Reviewed by Louise Carson

Timed Radiance, by Donna Langevin (Aeolus House, 2022).

There are many examples of fine language in this collection of poems that have (mostly) been written as a summation of one poet’s long life. So, I’ll be presenting a lot of quotes. The first one comes from the first poem ‘Even with the Help of My Hearing Aids’.

…today when I hear the silent nickering

of four foals in the farmer’s field that kick

up their heels and nip and nibble spring,

instead of tears for my deafness I once licked

from my lips, I find to my surprise

I’ve learned to listen with my eyes.

     “nip and nibble spring,” so joyful! And it is with this optimism, surveying her aging body, that Langevin writes in part 1: Leavetaking. In ‘Waiting for Cataract Surgery’ she muses that she “will set out on a quest / to arrive at the best inner vision”. In ‘Side Effects’, left seeing haloes around light after the surgery, she says they “inspire me / to make my pagan life holy.” And in ‘Ode to My Skin’ come these two lines “Paper-thin, you become origami master / creasing me into folds intricate as an iris.”

     There are a few death poems, a few love poems, and even, a few that are just for fun. ‘Measure’ contains this thought: “If I were a thimble … I’d toast myself with dewdrops.” ‘One Tulip Less’ is about a wild turkey digging up and eating tulip bulbs in March.

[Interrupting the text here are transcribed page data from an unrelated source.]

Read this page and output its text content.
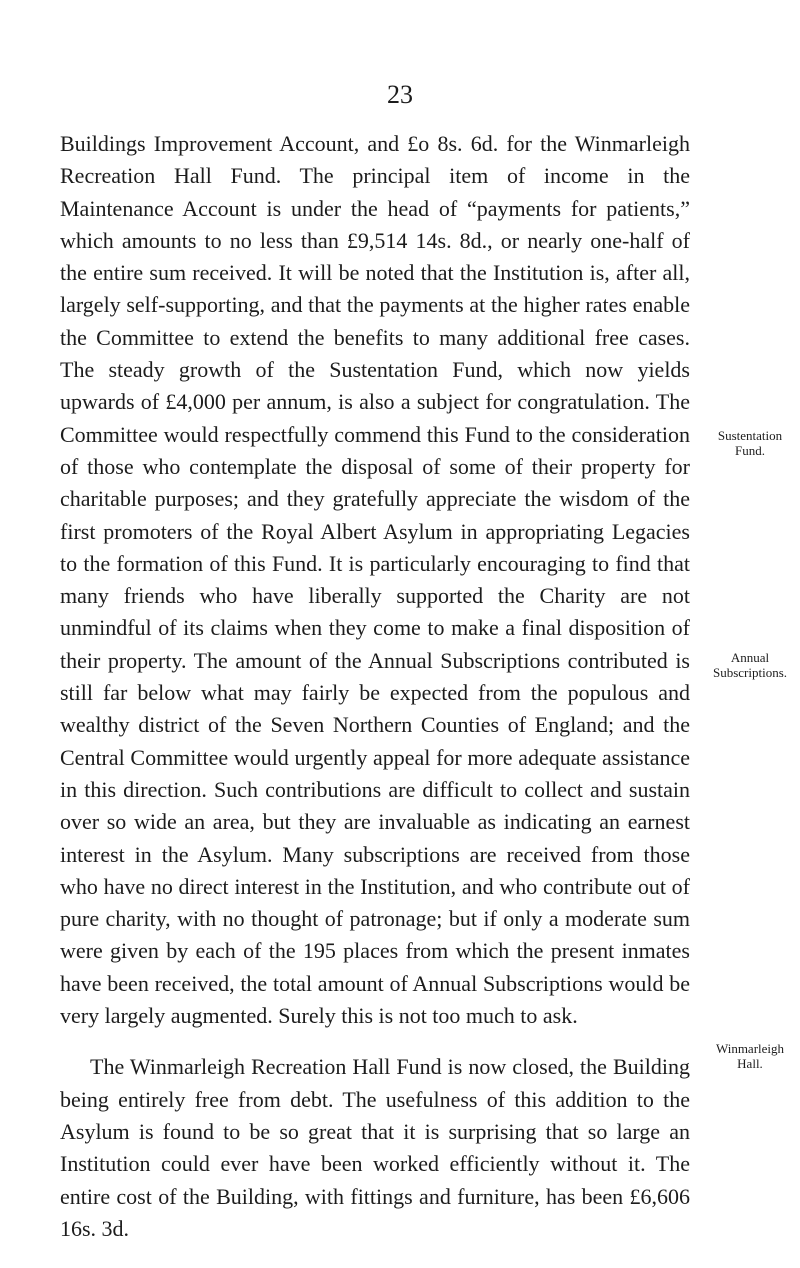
23

Buildings Improvement Account, and £o 8s. 6d. for the Winmarleigh Recreation Hall Fund. The principal item of income in the Maintenance Account is under the head of “payments for patients,” which amounts to no less than £9,514 14s. 8d., or nearly one-half of the entire sum received. It will be noted that the Institution is, after all, largely self-supporting, and that the payments at the higher rates enable the Committee to extend the benefits to many additional free cases. The steady growth of the Sustentation Fund, which now yields upwards of £4,000 per annum, is also a subject for congratulation. The Committee would respectfully commend this Fund to the consideration of those who contemplate the disposal of some of their property for charitable purposes; and they gratefully appreciate the wisdom of the first promoters of the Royal Albert Asylum in appropriating Legacies to the formation of this Fund. It is particularly encouraging to find that many friends who have liberally supported the Charity are not unmindful of its claims when they come to make a final disposition of their property. The amount of the Annual Subscriptions contributed is still far below what may fairly be expected from the populous and wealthy district of the Seven Northern Counties of England; and the Central Committee would urgently appeal for more adequate assistance in this direction. Such contributions are difficult to collect and sustain over so wide an area, but they are invaluable as indicating an earnest interest in the Asylum. Many subscriptions are received from those who have no direct interest in the Institution, and who contribute out of pure charity, with no thought of patronage; but if only a moderate sum were given by each of the 195 places from which the present inmates have been received, the total amount of Annual Subscriptions would be very largely augmented. Surely this is not too much to ask.

The Winmarleigh Recreation Hall Fund is now closed, the Building being entirely free from debt. The usefulness of this addition to the Asylum is found to be so great that it is surprising that so large an Institution could ever have been worked efficiently without it. The entire cost of the Building, with fittings and furniture, has been £6,606 16s. 3d.

Sustentation
Fund.
Annual
Subscriptions.
Winmarleigh
Hall.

When he’s done, “His bulbous head blooming scarlet / he struts away on twin stems / toward a neighbour’s garden.” And in the poem ‘Late October’ I thought I heard echoes of Edith Sitwell in this: “Trees rattled dry / leaf-coins in night’s pocket.”      Part 2 of the book contains the title suite of ten poems, Timed Radiance, referencing the Toronto Lights Festival over several years of the poet’s viewing and interacting with art installations in the Distillery District. Many of the poems play with the transience of light and life. One of the poems ‘Laser Spider’ contained this:

The shuttlecock-wind

      shunts back and forth

            through the centuries

weaving

            luminous threads

while pigeons dream

                 in neon nests

      lodged in her filigree head

which I think gives a wonderful feel for the interaction between the historic buildings, the birds and the people looking up at the light-made spider. And in ‘Long View’ Langevin captures the visual artist’s statement with a few words. “A four-story tall / polar bear made from / welded car hoods” stops traffic. As if.

     Part 2 contains a few other poems, one of which, ‘Themble’, a word made from theme + pebble, is one of the nicest poems about writing I’ve read in a long time. It contains the words mind-pond and home-poem, and I think I’ll let you discover it on your own.

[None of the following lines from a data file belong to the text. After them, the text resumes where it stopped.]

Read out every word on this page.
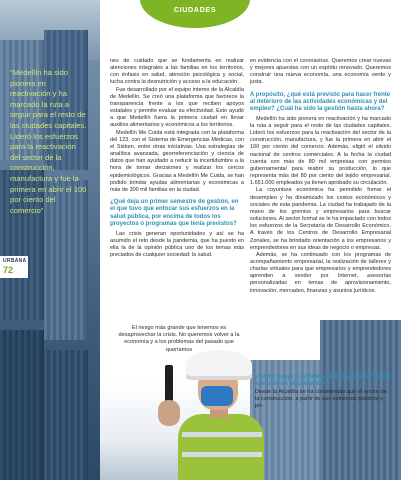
"Medellín ha sido pionera en reactivación y ha marcado la ruta a seguir para el resto de las ciudades capitales. Lideró los esfuerzos para la reactivación del sector de la construcción, manufactura y fue la primera en abrir el 100 por ciento del comercio"
URBANA
72
CIUDADES

nes de cuidado que se fundamenta en realizar atenciones integrales a las familias en los territorios, con énfasis en salud, atención psicológica y social, lucha contra la desnutrición y acceso a la educación.

Fue desarrollado por el equipo interno de la Alcaldía de Medellín. Se creó una plataforma que favorece la transparencia frente a los que reciben apoyos estatales y permite evaluar su efectividad. Esto ayudó a que Medellín fuera la primera ciudad en llevar auxilios alimentarios y económicos a los territorios.

Medellín Me Cuida está integrada con la plataforma del 123, con el Sistema de Emergencias Médicas, con el Sisben, entre otras iniciativas. Usa estrategias de analítica avanzada, georreferenciación y ciencia de datos que han ayudado a reducir la incertidumbre a la hora de tomar decisiones y realizar los cercos epidemiológicos. Gracias a Medellín Me Cuida, se han podido brindar ayudas alimentarias y económicas a más de 300 mil familias en la ciudad.

¿Qué deja un primer semestre de gestión, en el que tuvo que enfocar sus esfuerzos en la salud pública, por encima de todos los proyectos o programas que tenía previstos?

Las crisis generan oportunidades y así se ha asumido el reto desde la pandemia, que ha puesto en ella la de la opinión pública uno de los temas más preciados de cualquier sociedad: la salud.

en evidencia con el coronavirus. Queremos crear nuevas y mejores apuestas con un espíritu renovado. Queremos construir una nueva economía, una economía verde y justa.

A propósito, ¿qué está previsto para hacer frente al deterioro de las actividades económicas y del empleo? ¿Cuál ha sido la gestión hasta ahora?

Medellín ha sido pionera en reactivación y ha marcado la ruta a seguir para el resto de las ciudades capitales. Lideró los esfuerzos para la reactivación del sector de la construcción, manufactura, y fue la primera en abrir el 100 por ciento del comercio. Además, eligió el silvido nacional de centros comerciales. A la fecha la ciudad cuenta con más de 80 mil empresas con permiso gubernamental para reabrir su producción, lo que representa más del 80 por ciento del tejido empresarial. 1.651.000 empleados ya tienen aprobado su circulación.

La coyuntura económica ha permitido frenar el desempleo y ha dinamizado los costos económicos y sociales de esta pandemia. La ciudad ha trabajado de la mano de los gremios y empresarios para buscar soluciones. Al sector formal se le ha impactado con todos los esfuerzos de la Secretaría de Desarrollo Económico. A través de los Centros de Desarrollo Empresarial Zonales, se ha brindado orientación a los empresarios y emprendedores en sus ideas de negocio o empresas.

Además, se ha continuado con los programas de acompañamiento empresarial, la realización de talleres y charlas virtuales para que empresarios y emprendedores aprenden a vender por Internet, asesorías personalizadas en temas de aprovisionamiento, innovación, mercadeo, finanzas y asuntos jurídicos.

El riesgo más grande que tenemos es desaprovechar la crisis. No queremos volver a la economía y a los problemas del pasado que queríamos
¿Cómo juega la actividad edificadora dentro de ese plan de reactivación?
Desde la Alcaldía se ha considerado que el sector de la construcción, a partir de sus esfuerzos públicos y pri-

     The next section of the book, Losing Richard, has poems on the dying of Langevin’s ex. Again, Langevin tries to be positive and the experience peaks in the eighth of the twelve poems, ‘Now’, as his body is cremated. She’s glad they mended old hurts and were together at the end of his life, and the poem ends with this almost-haiku. “Looking through our window / you watched a winter sparrow / find refuge in its old nest.”

     Part 4, Elsewhere, jerks the reader away from the previous private drama and out onto the streets where wait homelessness, violence against women and terrorism. Yet it is in the middle of this section that the poet has chosen to insert the ephemeral ‘The Best Way To Eat a Snowflake’. The poem’s first line is its best. “Say grace”.

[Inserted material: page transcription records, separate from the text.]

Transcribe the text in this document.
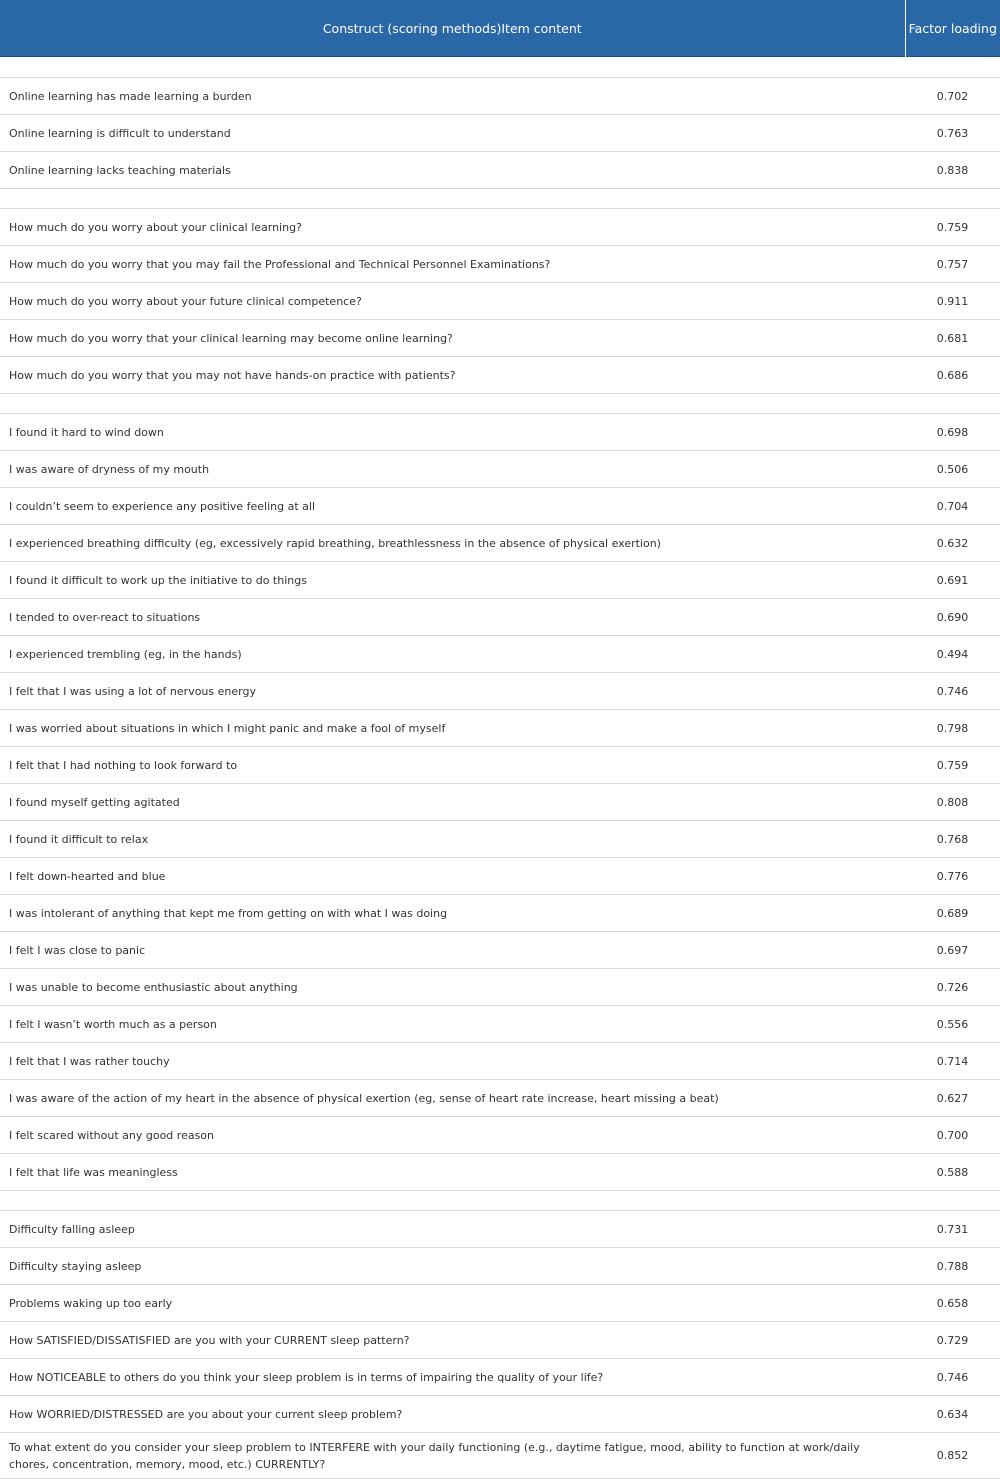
Construct (scoring methods)Item content	Factor loading

Online learning has made learning a burden	0.702
Online learning is difficult to understand	0.763
Online learning lacks teaching materials	0.838

How much do you worry about your clinical learning?	0.759
How much do you worry that you may fail the Professional and Technical Personnel Examinations?	0.757
How much do you worry about your future clinical competence?	0.911
How much do you worry that your clinical learning may become online learning?	0.681
How much do you worry that you may not have hands-on practice with patients?	0.686

I found it hard to wind down	0.698
I was aware of dryness of my mouth	0.506
I couldn’t seem to experience any positive feeling at all	0.704
I experienced breathing difficulty (eg, excessively rapid breathing, breathlessness in the absence of physical exertion)	0.632
I found it difficult to work up the initiative to do things	0.691
I tended to over-react to situations	0.690
I experienced trembling (eg, in the hands)	0.494
I felt that I was using a lot of nervous energy	0.746
I was worried about situations in which I might panic and make a fool of myself	0.798
I felt that I had nothing to look forward to	0.759
I found myself getting agitated	0.808
I found it difficult to relax	0.768
I felt down-hearted and blue	0.776
I was intolerant of anything that kept me from getting on with what I was doing	0.689
I felt I was close to panic	0.697
I was unable to become enthusiastic about anything	0.726
I felt I wasn’t worth much as a person	0.556
I felt that I was rather touchy	0.714
I was aware of the action of my heart in the absence of physical exertion (eg, sense of heart rate increase, heart missing a beat)	0.627
I felt scared without any good reason	0.700
I felt that life was meaningless	0.588

Difficulty falling asleep	0.731
Difficulty staying asleep	0.788
Problems waking up too early	0.658
How SATISFIED/DISSATISFIED are you with your CURRENT sleep pattern?	0.729
How NOTICEABLE to others do you think your sleep problem is in terms of impairing the quality of your life?	0.746
How WORRIED/DISTRESSED are you about your current sleep problem?	0.634
To what extent do you consider your sleep problem to INTERFERE with your daily functioning (e.g., daytime fatigue, mood, ability to function at work/daily chores, concentration, memory, mood, etc.) CURRENTLY?	0.852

     Shoulder to Shoulder, the second-to-last section of Timed Radiance presents poems about the pandemic, which Langevin, sadly, spent alone. One poem ‘To the Anti-Vaxers’, subtitled after Dr. Seuss, stands out for its humour. “I would take it in my arm / I would take it in a barn”. And so on. Fun! Which we all need right about now.

     Part 6, There Comes a Time, is short, and celebrates, with some reservations, the coming birth of a grandchild, possibly Langevin’s first. She is filled with trepidation for its safety, a longing to know it, and a certainty that she won’t live to see it grow up. So, what does she do with all this emotion? She writes ‘As Birds Give Up Their Wings after a line by Meghan Sterling’, and gives us images in which she is the bird “Too tired to herald the sky” and her grandchild is “nestling inside your mother, / now the length of a robin,”. She hopes the child, besides carrying something of her forward, may, someday, read her words.

Timed Radiance, by Donna Langevin (Aeolus House, 2022).


Louise Carson has published two books of poetry – Dog Poems, Aeolus House, 2020; and A Clearing, Signature Editions, 2015. Her poems have twice been selected for Best Canadian Poetry, in 2013 and 2021. She also writes mysteries and historical fiction. She lives near Montreal.